6. Pittsburgh will return one kick for a TD…but everything else will be muted
A little similar to the above, I wrote that I expected Cordarrelle Patterson to make one splash in the kick return game and not much else. Here’s all of what I wrote.
“Cordarrelle Patterson was brought in to impact the kick-return game. And he will. Once.
Still, my expectations are tempered. Either because of his game declining into his 30s or because he houses one and teams stop kicking to him or for whatever reason, the kick-return game won’t feel dramatically different despite its new hairdo. But all it takes is one crease to house one, something Patterson still has the juice to do. It’ll be the team’s first kick-return score since 2017.”
Despite friendlier NFL rules, the Steelers’ kick return unit took a step back and was the worst in football. Patterson did make one big play on offense, a crazy touchdown catch against the Baltimore Ravens, but as a returner, he was a failure.

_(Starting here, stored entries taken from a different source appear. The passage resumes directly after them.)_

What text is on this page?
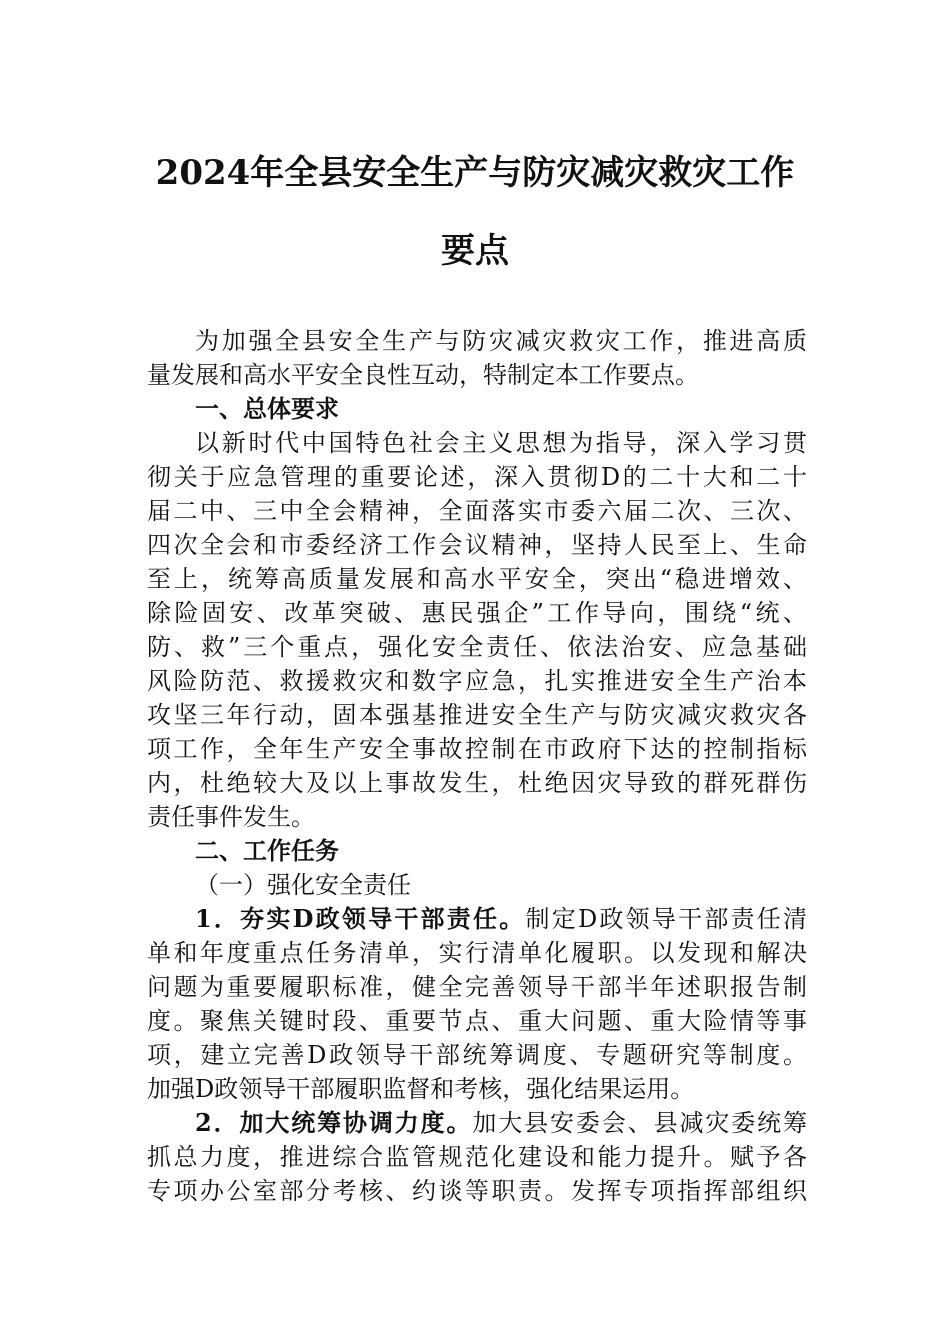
2024年全县安全生产与防灾减灾救灾工作
要点
为加强全县安全生产与防灾减灾救灾工作，推进高质
量发展和高水平安全良性互动，特制定本工作要点。
一、总体要求
以新时代中国特色社会主义思想为指导，深入学习贯
彻关于应急管理的重要论述，深入贯彻D的二十大和二十
届二中、三中全会精神，全面落实市委六届二次、三次、
四次全会和市委经济工作会议精神，坚持人民至上、生命
至上，统筹高质量发展和高水平安全，突出“稳进增效、
除险固安、改革突破、惠民强企”工作导向，围绕“统、
防、救”三个重点，强化安全责任、依法治安、应急基础
风险防范、救援救灾和数字应急，扎实推进安全生产治本
攻坚三年行动，固本强基推进安全生产与防灾减灾救灾各
项工作，全年生产安全事故控制在市政府下达的控制指标
内，杜绝较大及以上事故发生，杜绝因灾导致的群死群伤
责任事件发生。
二、工作任务
（一）强化安全责任
1．夯实D政领导干部责任。制定D政领导干部责任清
单和年度重点任务清单，实行清单化履职。以发现和解决
问题为重要履职标准，健全完善领导干部半年述职报告制
度。聚焦关键时段、重要节点、重大问题、重大险情等事
项，建立完善D政领导干部统筹调度、专题研究等制度。
加强D政领导干部履职监督和考核，强化结果运用。
2．加大统筹协调力度。加大县安委会、县减灾委统筹
抓总力度，推进综合监管规范化建设和能力提升。赋予各
专项办公室部分考核、约谈等职责。发挥专项指挥部组织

7. Keeanu Benton And Nick Herbig Will Be Budding Wisconsin Studs
Herbig and Benton continued to have their moments and both have been good picks. But Herbig’s season cooled off after a hot start, a mid-season injury didn’t help, while Benton didn’t record a sack until the regular season finale. Both took steps but I don’t think they exited the season feeling like “budding studs.” Not quite there.
8. Cameron Johnston Will Set A Steelers Gross Record
Bold prediction for the Steelers punter to surpass 47.0 yards of gross average, which would break Bobby Joe Green’s record set way back in 1961. We’ll never know if Johnston would’ve done it. He suffered a season-ending knee injury in the season opener against Atlanta.
Replacement Corliss Waitman averaged 46.4-yards, falling short of Green’s mark. We’ll see where Johnston health leaves him and the Steelers’ punting situation next summer. Waitman is under contract and should be carried to compete.
9. Numbers I got Wrong
Run-through of stats I was the most off with. I thought Najee Harris would see a notable bump in his yards per carry and finish the year at 4.4. Instead, he maintained about what he’s always done and came in at 4.0 with a quiet end to the year. It was more of the same.
I grossly overestimated Connor Heyward’s involvement in this offense. He saw some snaps but I predicted a 27/245/3 line. Instead, he caught six passes for 40 yards and one score. A missed downfield catch against the Dallas Cowboys didn’t help but I didn’t consider a healthy Pat Freiermuth enough that would tamp down Heyward’s numbers.
Defensively, I predicted T.J. Watt to finish with 19 sacks. Instead, he had his fewest in a non-injury shortened season since his rookie year, ending with 11.5 and zero over his last three regular season games.